Utila Stories and Tips

The backpacking partying diving island of Utila

Diving in Utila Photo, Utila, Honduras

Serious backpackers go to Utila from all over the world. I met many people from Canada, UK, Italy, Switzerland, Holland, Spain, and Israel. Surprisingly, because it's so close, I met only two people from the US.

Because Utila has the cheapest diving courses in the world, many people stop off to take the 3-5 day Open Water course (which ranges from $119 at Paradise Divers -- see below warning -- to $159 at Bay Islands College of Diving). Turns out that everyone I met who decided to take the OW course ended up staying on the island for about four months. Many of the courses offer free housing or other freebies, such as free dives. If you take a course that doesn't offer free housing, it's ok because it is very easy to find a place with a public kitchen for $2 a night.

There isn't much to do and it's very hot during the day if you aren't going to dive, so pick your dive shop carefully. On the main strip, which is about a kilometer long, there are about 30 dive shops (and two internet places, two places to rent bicycles, one ice cream shop, about five Western restaurants and about 10 local restaurants/stalls).

On your first day, you should probably walk up and down the street and choose your dive shop depending on where you want to dive (whether north dives are important), and other issues, such as whether you need a/c classrooms, whether you want free dives or free rooms, whether they offer continuing education, and the vibe of the employees in the shop. But, most importantly, check out the equipment and the boats to make sure they look safe. There are some outfits that are super cheap but obviously don't look too safe, such as Paradise Divers, where they take people down to 150 feet and take pride in the fact that they never open on time b/c they're so hung over. I got my Assistant Instructor at the Utila Dive Center, which is an institution on the island and therefore a safe place to dive with daily dives to the North Side. But, my instructor (Marc Sofer) sucked and was mean and provided my only annoyance during my 2 1/2 weeks on the island. However, John Fraser, the head divemaster, is excellent, kind, cares about your entertainment and finds the fishes, such as the sea horses.
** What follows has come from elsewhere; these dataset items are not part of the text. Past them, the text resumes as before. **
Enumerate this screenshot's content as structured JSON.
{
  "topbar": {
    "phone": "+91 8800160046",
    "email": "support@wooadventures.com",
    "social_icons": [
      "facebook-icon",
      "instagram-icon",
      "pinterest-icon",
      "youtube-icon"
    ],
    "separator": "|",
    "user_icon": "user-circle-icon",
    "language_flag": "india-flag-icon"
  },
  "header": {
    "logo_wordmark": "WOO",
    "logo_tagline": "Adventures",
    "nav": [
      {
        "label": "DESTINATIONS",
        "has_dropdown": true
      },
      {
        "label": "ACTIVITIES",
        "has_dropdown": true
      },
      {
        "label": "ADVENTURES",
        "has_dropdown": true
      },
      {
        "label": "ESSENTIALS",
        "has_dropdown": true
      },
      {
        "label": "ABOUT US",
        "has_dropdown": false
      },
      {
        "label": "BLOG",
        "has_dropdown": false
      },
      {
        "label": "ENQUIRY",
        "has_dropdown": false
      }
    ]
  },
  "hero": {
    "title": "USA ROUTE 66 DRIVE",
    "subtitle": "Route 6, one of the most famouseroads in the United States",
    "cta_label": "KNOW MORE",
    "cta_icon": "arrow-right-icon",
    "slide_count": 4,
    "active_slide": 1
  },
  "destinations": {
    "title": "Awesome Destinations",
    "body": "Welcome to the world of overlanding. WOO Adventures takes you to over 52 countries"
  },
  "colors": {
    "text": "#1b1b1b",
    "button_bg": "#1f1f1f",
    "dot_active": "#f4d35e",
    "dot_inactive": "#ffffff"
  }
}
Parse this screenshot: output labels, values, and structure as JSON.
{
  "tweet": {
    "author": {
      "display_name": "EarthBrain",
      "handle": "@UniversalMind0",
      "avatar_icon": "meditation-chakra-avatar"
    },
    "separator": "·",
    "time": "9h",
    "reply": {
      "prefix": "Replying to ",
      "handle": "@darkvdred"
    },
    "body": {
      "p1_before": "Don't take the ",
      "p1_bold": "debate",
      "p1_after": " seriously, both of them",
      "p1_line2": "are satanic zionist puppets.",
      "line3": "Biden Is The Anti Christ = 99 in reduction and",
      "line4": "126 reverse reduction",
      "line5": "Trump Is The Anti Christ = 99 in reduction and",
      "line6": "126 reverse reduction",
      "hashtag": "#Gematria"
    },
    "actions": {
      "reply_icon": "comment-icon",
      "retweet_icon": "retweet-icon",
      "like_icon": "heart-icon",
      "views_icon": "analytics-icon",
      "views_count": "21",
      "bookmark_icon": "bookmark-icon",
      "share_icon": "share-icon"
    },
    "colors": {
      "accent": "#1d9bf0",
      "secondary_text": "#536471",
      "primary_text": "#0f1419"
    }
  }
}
If you dive on the north side of the island, you would leave on the morning dive, which, depending on the dive shop, leaves from 7:30-8:30 in the morning. I always dove on the north because the WHALE SHARKS, when they are found, generally are on the north side. Schools of DOLPHINS can be found anywhere.

I saw three whale sharks during my 2.5 weeks, which ranged from 20-30 feet long. Giant schools of tuna follow the whale sharks. When the tuna surface, it looks like hundreds of bubbles on the surface. So, the boat captains, and whoever else wants to, looked for big bubbles in the surface while we headed to our dive site. When we found the tuna, we waited for the whale shark to surface. When it did, the captain yelled for us to jump, and boy did we jump. My only injury was a kick to the head. The whaleshark tends to swim for about 10 seconds until it goes under. However, on my final swim, the whaleshark swam right with me for about six minutes. Intense.

A standard day is going diving, then having lunch, then taking a siesta, then waking up for sunset at Coco Loco's and having a few cocktails there, then dinner, then you go to the bar that's having a party night. The nights are as follows: Monday and Wednesdays, you go to the bar at Cross Creek; Fridays at Bar in the Bush (which is the only local bar that the backpackers frequent); and every other night at Coco Loco. Once you get to know people, you'll also learn of the house parties.

I originally stayed at a place called The Mango Inn. The Mango Inn is associated with UDC, so my room cost $5 a night. It costs more at Mango than at other hotels because the Mango offers a range of rooms -- a/c, shower, etc. and a restaurant that is known for its fantastic pizzas. I had to leave after 5 nights, however, because (a) the screens in my room had holes in them and I had the choice to either suffocate in the heat or get bitten up by sand flies all evening, (b)I had bed bugs, and (c) they never cleaned my room or changed my sheets from the person who had my room/bed before me. I moved to Ruby's Inn, which is on the strip and my room had views of the ocean. I paid $20 a night for a clean a/c room with hot showers with daily maid service.